Every year, the Department of Global Health selects a Common Book to serve as a platform for our community of students, staff, and faculty to learn together on topics of common importance.
This DGH Common Book, as voted on by members of the department, is: Winners Take All: The Elite Charade of Changing the World by Anand Giridharadas.
Winners Take All was also featured in the Roundup of 2022 DGH Books story.
In his book, former New York Times columnist Giridharadas investigates how the global elite’s philanthropic efforts to “change the world” preserve the status quo and obscure their role in causing the problems they later seek to solve. Learn more about the book.
Through reading and discussing this book, we will consider the consequences of relying on private giving to address systematic inequalities, as well as explore alternative solutions that have the power to build lasting global change.
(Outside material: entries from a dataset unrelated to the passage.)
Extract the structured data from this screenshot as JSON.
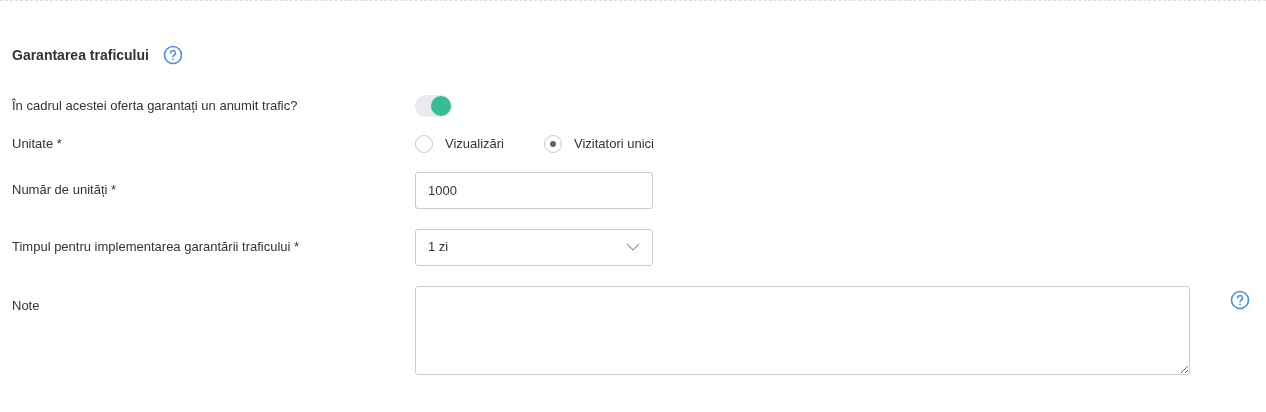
{
  "section": {
    "title": "Garantarea traficului",
    "help": true
  },
  "fields": [
    {
      "kind": "toggle",
      "label": "În cadrul acestei oferta garantați un anumit trafic?",
      "on": true
    },
    {
      "kind": "radio",
      "label": "Unitate *",
      "options": [
        {
          "label": "Vizualizări",
          "selected": false
        },
        {
          "label": "Vizitatori unici",
          "selected": true
        }
      ]
    },
    {
      "kind": "input",
      "label": "Număr de unități *",
      "value": "1000"
    },
    {
      "kind": "select",
      "label": "Timpul pentru implementarea garantării traficului *",
      "value": "1 zi"
    },
    {
      "kind": "textarea",
      "label": "Note",
      "help": true
    }
  ]
}
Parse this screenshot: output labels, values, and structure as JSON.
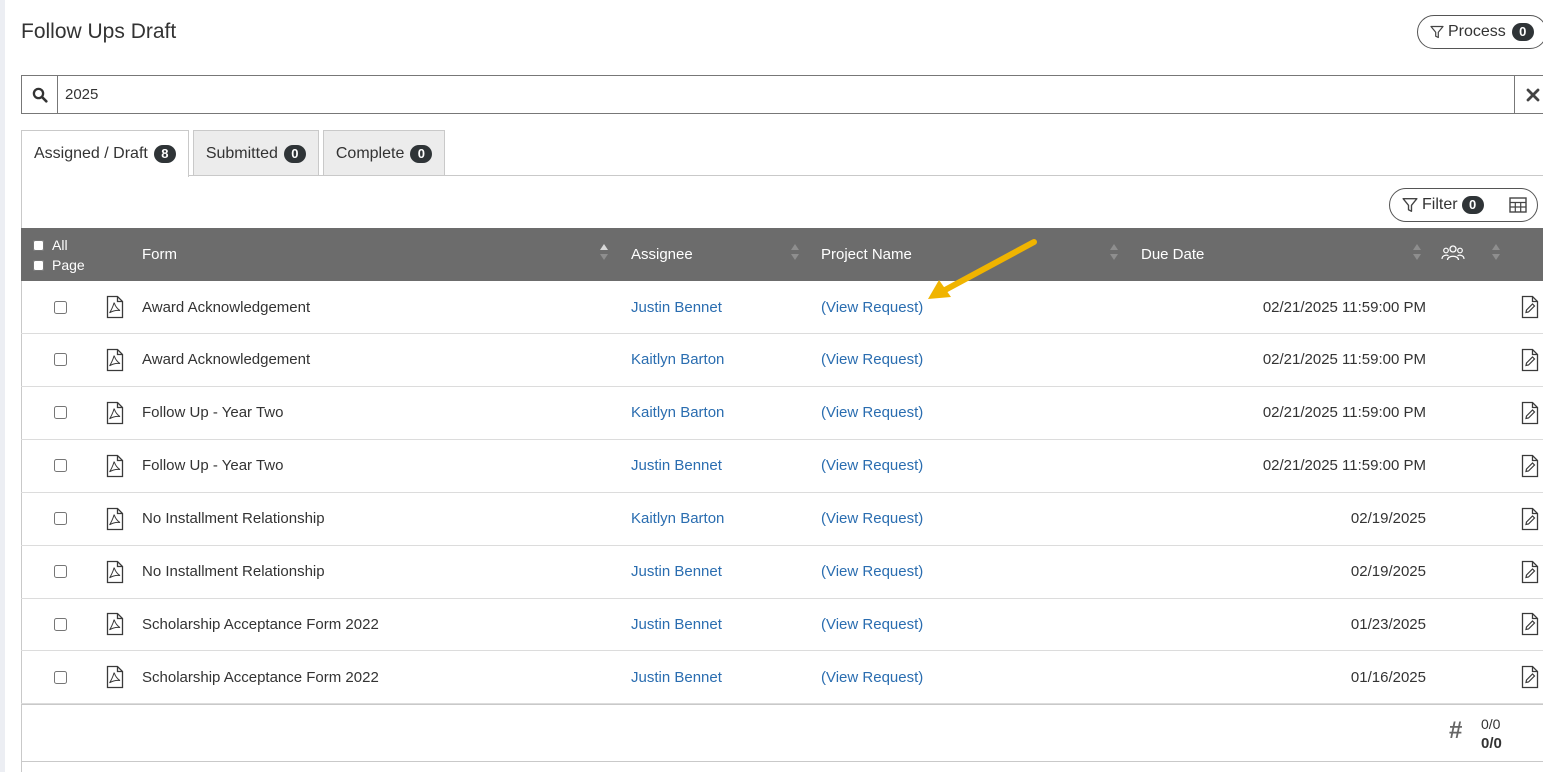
{
  "page": {
    "title": "Follow Ups Draft"
  },
  "process": {
    "label": "Process",
    "count": "0"
  },
  "search": {
    "value": "2025"
  },
  "tabs": [
    {
      "label": "Assigned / Draft",
      "count": "8"
    },
    {
      "label": "Submitted",
      "count": "0"
    },
    {
      "label": "Complete",
      "count": "0"
    }
  ],
  "filter": {
    "label": "Filter",
    "count": "0"
  },
  "table": {
    "headers": {
      "all": "All",
      "page": "Page",
      "form": "Form",
      "assignee": "Assignee",
      "project": "Project Name",
      "due": "Due Date"
    },
    "rows": [
      {
        "form": "Award Acknowledgement",
        "assignee": "Justin Bennet",
        "project": "(View Request)",
        "due": "02/21/2025 11:59:00 PM"
      },
      {
        "form": "Award Acknowledgement",
        "assignee": "Kaitlyn Barton",
        "project": "(View Request)",
        "due": "02/21/2025 11:59:00 PM"
      },
      {
        "form": "Follow Up - Year Two",
        "assignee": "Kaitlyn Barton",
        "project": "(View Request)",
        "due": "02/21/2025 11:59:00 PM"
      },
      {
        "form": "Follow Up - Year Two",
        "assignee": "Justin Bennet",
        "project": "(View Request)",
        "due": "02/21/2025 11:59:00 PM"
      },
      {
        "form": "No Installment Relationship",
        "assignee": "Kaitlyn Barton",
        "project": "(View Request)",
        "due": "02/19/2025"
      },
      {
        "form": "No Installment Relationship",
        "assignee": "Justin Bennet",
        "project": "(View Request)",
        "due": "02/19/2025"
      },
      {
        "form": "Scholarship Acceptance Form 2022",
        "assignee": "Justin Bennet",
        "project": "(View Request)",
        "due": "01/23/2025"
      },
      {
        "form": "Scholarship Acceptance Form 2022",
        "assignee": "Justin Bennet",
        "project": "(View Request)",
        "due": "01/16/2025"
      }
    ]
  },
  "pager": {
    "top": "0/0",
    "bottom": "0/0"
  },
  "colors": {
    "accent_link": "#2a6db0",
    "header_bg": "#6c6c6c",
    "annotation_arrow": "#f0b400"
  }
}
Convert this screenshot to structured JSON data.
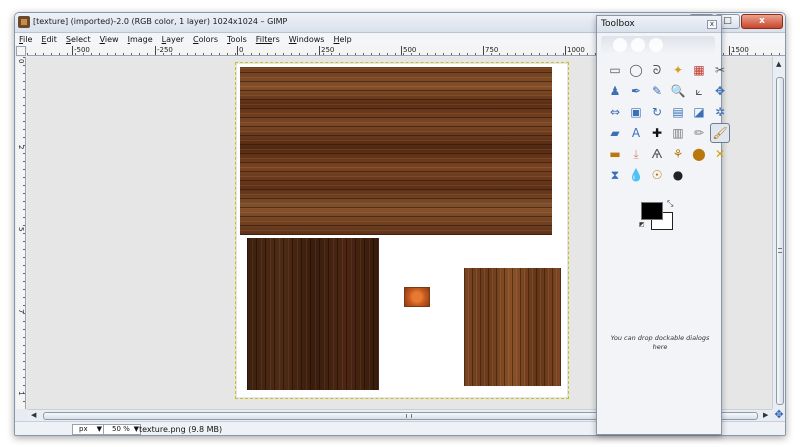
{
  "window": {
    "title": "[texture] (imported)-2.0 (RGB color, 1 layer) 1024x1024 – GIMP",
    "controls": {
      "minimize": "–",
      "maximize": "□",
      "close": "x"
    }
  },
  "menubar": [
    {
      "u": "F",
      "rest": "ile"
    },
    {
      "u": "E",
      "rest": "dit"
    },
    {
      "u": "S",
      "rest": "elect"
    },
    {
      "u": "V",
      "rest": "iew"
    },
    {
      "u": "I",
      "rest": "mage"
    },
    {
      "u": "L",
      "rest": "ayer"
    },
    {
      "u": "C",
      "rest": "olors"
    },
    {
      "u": "T",
      "rest": "ools"
    },
    {
      "u": "Filte",
      "rest": "rs"
    },
    {
      "u": "W",
      "rest": "indows"
    },
    {
      "u": "H",
      "rest": "elp"
    }
  ],
  "ruler": {
    "h_labels": [
      "-500",
      "-250",
      "0",
      "250",
      "500",
      "750",
      "1000",
      "1500"
    ],
    "v_labels": [
      "0",
      "2",
      "5",
      "7",
      "1"
    ]
  },
  "statusbar": {
    "unit": "px",
    "zoom": "50 %",
    "file_info": "texture.png (9.8 MB)"
  },
  "toolbox": {
    "title": "Toolbox",
    "close": "x",
    "tools": [
      "rect-select",
      "ellipse-select",
      "free-select",
      "fuzzy-select",
      "color-select",
      "scissors-select",
      "foreground-select",
      "paths",
      "color-picker",
      "zoom",
      "measure",
      "move",
      "align",
      "crop",
      "rotate",
      "scale",
      "shear",
      "perspective",
      "flip",
      "cage",
      "text",
      "heal",
      "blend",
      "pencil",
      "paintbrush",
      "eraser",
      "airbrush",
      "ink",
      "clone",
      "perspective-clone",
      "blur",
      "smudge",
      "dodge-burn",
      "bucket-fill"
    ],
    "tool_glyphs": [
      "▭",
      "◯",
      "ᘐ",
      "✦",
      "▦",
      "✂",
      "♟",
      "✒",
      "✎",
      "🔍",
      "⟀",
      "✥",
      "⇔",
      "▣",
      "↻",
      "▤",
      "◪",
      "✲",
      "▰",
      "A",
      "✚",
      "▥",
      "✏",
      "🖌",
      "▬",
      "⤓",
      "Ѧ",
      "⚘",
      "⬤",
      "✕",
      "⧗",
      "💧",
      "☉",
      "●"
    ],
    "active_tool": "pencil",
    "fg_color": "#000000",
    "bg_color": "#ffffff",
    "drop_hint": "You can drop dockable dialogs here"
  },
  "colors": {
    "accent": "#2b62b8",
    "close_button": "#c8452c",
    "canvas_bg": "#e6e6e6",
    "selection_border": "#c8c020"
  }
}
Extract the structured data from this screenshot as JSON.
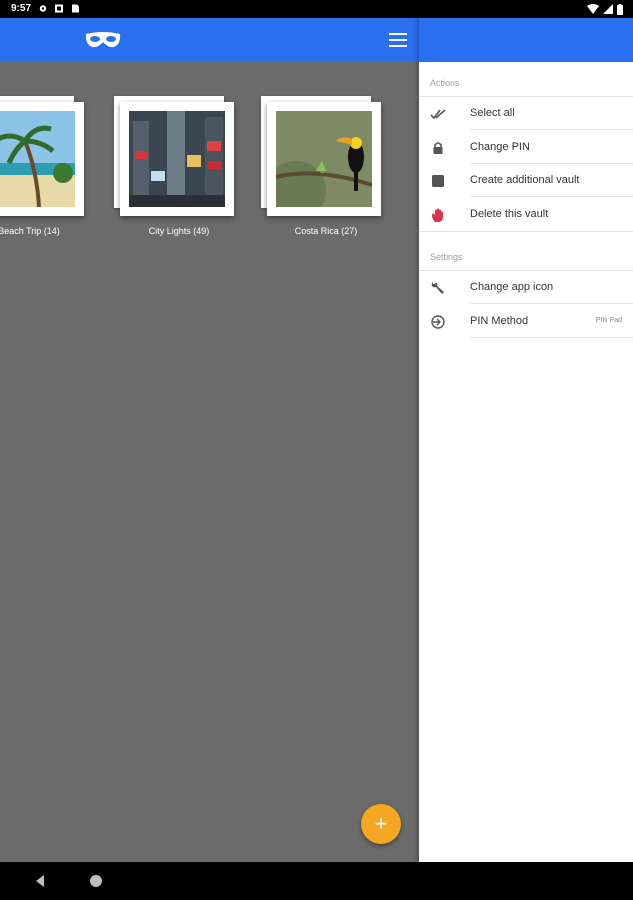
{
  "status_bar": {
    "time": "9:57"
  },
  "albums": [
    {
      "label": "Beach Trip (14)"
    },
    {
      "label": "City Lights (49)"
    },
    {
      "label": "Costa Rica (27)"
    }
  ],
  "fab": {
    "label": "+"
  },
  "drawer": {
    "actions_title": "Actions",
    "actions": [
      {
        "label": "Select all",
        "icon": "double-check-icon"
      },
      {
        "label": "Change PIN",
        "icon": "lock-icon"
      },
      {
        "label": "Create additional vault",
        "icon": "vault-icon"
      },
      {
        "label": "Delete this vault",
        "icon": "hand-icon"
      }
    ],
    "settings_title": "Settings",
    "settings": [
      {
        "label": "Change app icon",
        "icon": "wrench-icon"
      },
      {
        "label": "PIN Method",
        "icon": "login-icon",
        "value": "PIN Pad"
      }
    ]
  },
  "colors": {
    "primary": "#2a6ff0",
    "accent": "#f5a623",
    "background": "#6b6b6b"
  }
}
Insights from the book jacket provide a glance at the inner workings of this book and what the reader can expect to encounter, including mindful critical thinking thought-starters. "Former New York Times columnist Anand Giridharadas takes us into the inner sanctums of a new gilded age, where the rich and powerful fight for equality and justice any way they can — except ways that threaten the social order and their position atop it. We see how they rebrand themselves as saviors of the poor; how they lavishly reward "thought leaders" who redefine "change" in winner-friendly ways; and how they constantly seek to do more good, but never less harm. We hear the limousine confessions of a celebrated foundation boss; witness an American president hem and haw about his plutocratic benefactors; and attend a cruise-ship conference where entrepreneurs celebrate their own self-interested magnanimity.
Giridharadas asks hard questions: Why, for example, should our gravest problems be solved by the unelected upper crust instead of the public institutions it erodes by lobbying and dodging taxes? He also points toward an answer: Rather than rely on scraps from the winners, we must take on the grueling democratic work of building more robust, egalitarian institutions and truly changing the world. A call to action for elites and everyday citizens alike. Read the New York Times review of his book.
Other resources to become familiar with Anand Giridharadas' work:
Interview with Trevor Noah on the Daily Show
Speech at the 2019 Seattle Times Town Hall
Interview on Democracy Now
Featured on Patriot Act: Why Billionaires Won't Save Us (interview with Anand at 8:20)
Biography
Anand is the author of The Persuaders: At the Front Lines of the Fight for Hearts, Minds, and Democracy (2022), Winners Take All: The Elite Charade of Changing the World (2018), The True American: Murder and Mercy in Texas (2014), and India Calling: An Intimate Portrait of a Nation’s Remaking (2011). A former foreign correspondent and columnist for The New York Times for more than a decade, he has also written for The New Yorker, The Atlantic, and Time, and he is the publisher of the newsletter The Ink.
He has spoken on stages around the world and taught narrative journalism at New York University. He is a regular on-air political analyst for MSNBC.
Born in Cleveland, Ohio, he was raised there, in Paris, France, and in Maryland, and educated at the University of Michigan, Oxford, and Harvard.
He has received the Radcliffe Fellowship, the Porchlight Business Book of the Year Award, Harvard University’s Outstanding Lifetime Achievement Award for Humanism in Culture, and the New York Public Library’s Helen Bernstein Book Award for Excellence in Journalism
Past Events
Common Book Event: A Conversation with DGH and the Anand Girdharadas
Wednesday, March 1, 2023, 5 – 7 pm on Zoom
Author Anand Giridharadas will be speaking with the Department of Global Health. Winners Take All offers an insightful and disturbing critique of the increasingly powerful role billionaire philanthropists have assumed in setting the social change agenda, including in public health, both domestically and internationally. His critique speaks to the challenges we face in efforts to decolonize global health research and practice, center the priorities of the Global South, and promote equity in our work.
Watch the entire recording of his conversation with DGH here.
Seattle Town Hall Discussion with Anand Giridharadas with Naomi Ishisaka: Progressive Change Through the Art of Persuasion
with an introduction by DGH DEI Director James Pfeiffer
The discussion will focus on Giridharadas' new book The Persuaders, but the social justice and social change themes overlap with Winners Take All - growing inequality, the outsize influence of the extremely wealthy in social policy, and strategies for social change that impact population health around the world and in the U.S.
Listen to a recording of the Town Hall Discussion here.
The University of Washington encourages reading and to that end, it was with great pleasure that we were able to distribute 40 hard copies of the book to students, kindly donated by the Seattle Town Hall.